The median age in the city was 34.6 years. 25.5% of residents were under the age of 18; 9.8% were between the ages of 18 and 24; 28.9% were from 25 to 44; 29.1% were from 45 to 64; and 6.5% were 65 years of age or older. The gender makeup of the city was 52.0% male and 48.0% female.

===2000 census===
As of the census of 2000, there were 2,214 people, 847 households, and 553 families living in the city. The population density was 3,196.1 PD/sqmi. There were 879 housing units at an average density of 1,268.9 /sqmi. The racial makeup of the city was 93.36% White, 1.49% African American, 0.95% Native American, 1.36% Asian, 0.09% Pacific Islander, 0.99% from other races, and 1.76% from two or more races. Hispanic or Latino of any race were 2.53% of the population.

There were 847 households, out of which 37.3% had children under the age of 18 living with them, 44.2% were married couples living together, 14.9% had a female householder with no husband present, and 34.6% were non-families. 27.0% of all households were made up of individuals, and 5.7% had someone living alone who was 65 years of age or older. The average household size was 2.61 and the average family size was 3.15.

In the city, the population was spread out, with 29.2% under the age of 18, 9.9% from 18 to 24, 36.9% from 25 to 44, 18.6% from 45 to 64, and 5.5% who were 65 years of age or older.
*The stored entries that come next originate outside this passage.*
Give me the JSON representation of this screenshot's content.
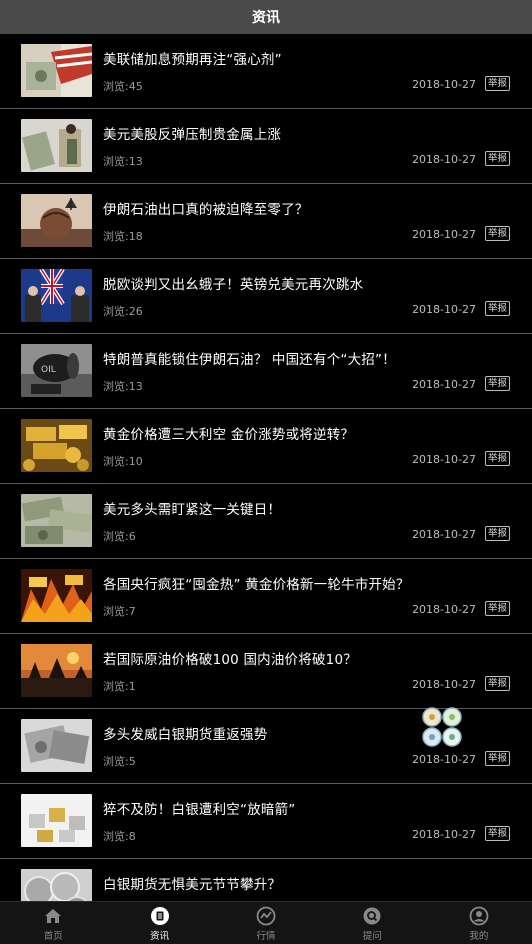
{
  "header": {
    "title": "资讯"
  },
  "news": [
    {
      "title": "美联储加息预期再注“强心剂”",
      "views": "浏览:45",
      "date": "2018-10-27",
      "report": "举报",
      "thumb": "money"
    },
    {
      "title": "美元美股反弹压制贵金属上涨",
      "views": "浏览:13",
      "date": "2018-10-27",
      "report": "举报",
      "thumb": "dollar-hand"
    },
    {
      "title": "伊朗石油出口真的被迫降至零了？",
      "views": "浏览:18",
      "date": "2018-10-27",
      "report": "举报",
      "thumb": "oil-globe"
    },
    {
      "title": "脱欧谈判又出幺蛾子！英镑兑美元再次跳水",
      "views": "浏览:26",
      "date": "2018-10-27",
      "report": "举报",
      "thumb": "flags"
    },
    {
      "title": "特朗普真能锁住伊朗石油？ 中国还有个“大招”！",
      "views": "浏览:13",
      "date": "2018-10-27",
      "report": "举报",
      "thumb": "oil-barrel"
    },
    {
      "title": "黄金价格遭三大利空 金价涨势或将逆转？",
      "views": "浏览:10",
      "date": "2018-10-27",
      "report": "举报",
      "thumb": "gold-bars"
    },
    {
      "title": "美元多头需盯紧这一关键日！",
      "views": "浏览:6",
      "date": "2018-10-27",
      "report": "举报",
      "thumb": "dollar-bills"
    },
    {
      "title": "各国央行疯狂“囤金热” 黄金价格新一轮牛市开始？",
      "views": "浏览:7",
      "date": "2018-10-27",
      "report": "举报",
      "thumb": "gold-fire"
    },
    {
      "title": "若国际原油价格破100 国内油价将破10？",
      "views": "浏览:1",
      "date": "2018-10-27",
      "report": "举报",
      "thumb": "oil-field"
    },
    {
      "title": "多头发威白银期货重返强势",
      "views": "浏览:5",
      "date": "2018-10-27",
      "report": "举报",
      "thumb": "silver"
    },
    {
      "title": "猝不及防！白银遭利空“放暗箭”",
      "views": "浏览:8",
      "date": "2018-10-27",
      "report": "举报",
      "thumb": "silver-bars"
    },
    {
      "title": "白银期货无惧美元节节攀升？",
      "views": "",
      "date": "",
      "report": "",
      "thumb": "silver-coins"
    }
  ],
  "tabs": [
    {
      "label": "首页",
      "icon": "home-icon",
      "active": false
    },
    {
      "label": "资讯",
      "icon": "news-icon",
      "active": true
    },
    {
      "label": "行情",
      "icon": "chart-icon",
      "active": false
    },
    {
      "label": "提问",
      "icon": "question-icon",
      "active": false
    },
    {
      "label": "我的",
      "icon": "profile-icon",
      "active": false
    }
  ]
}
The median age was 32 years. For every 100 females, there were 110.5 males. For every 100 females age 18 and over, there were 112.9 males.

The median income for a household in the city was $41,618, and the median income for a family was $48,047. Males had a median income of $35,903 versus $27,147 for females. The per capita income for the city was $18,944. About 9.6% of families and 10.7% of the population were below the poverty line, including 15.0% of those under age 18 and 12.4% of those age 65 or over.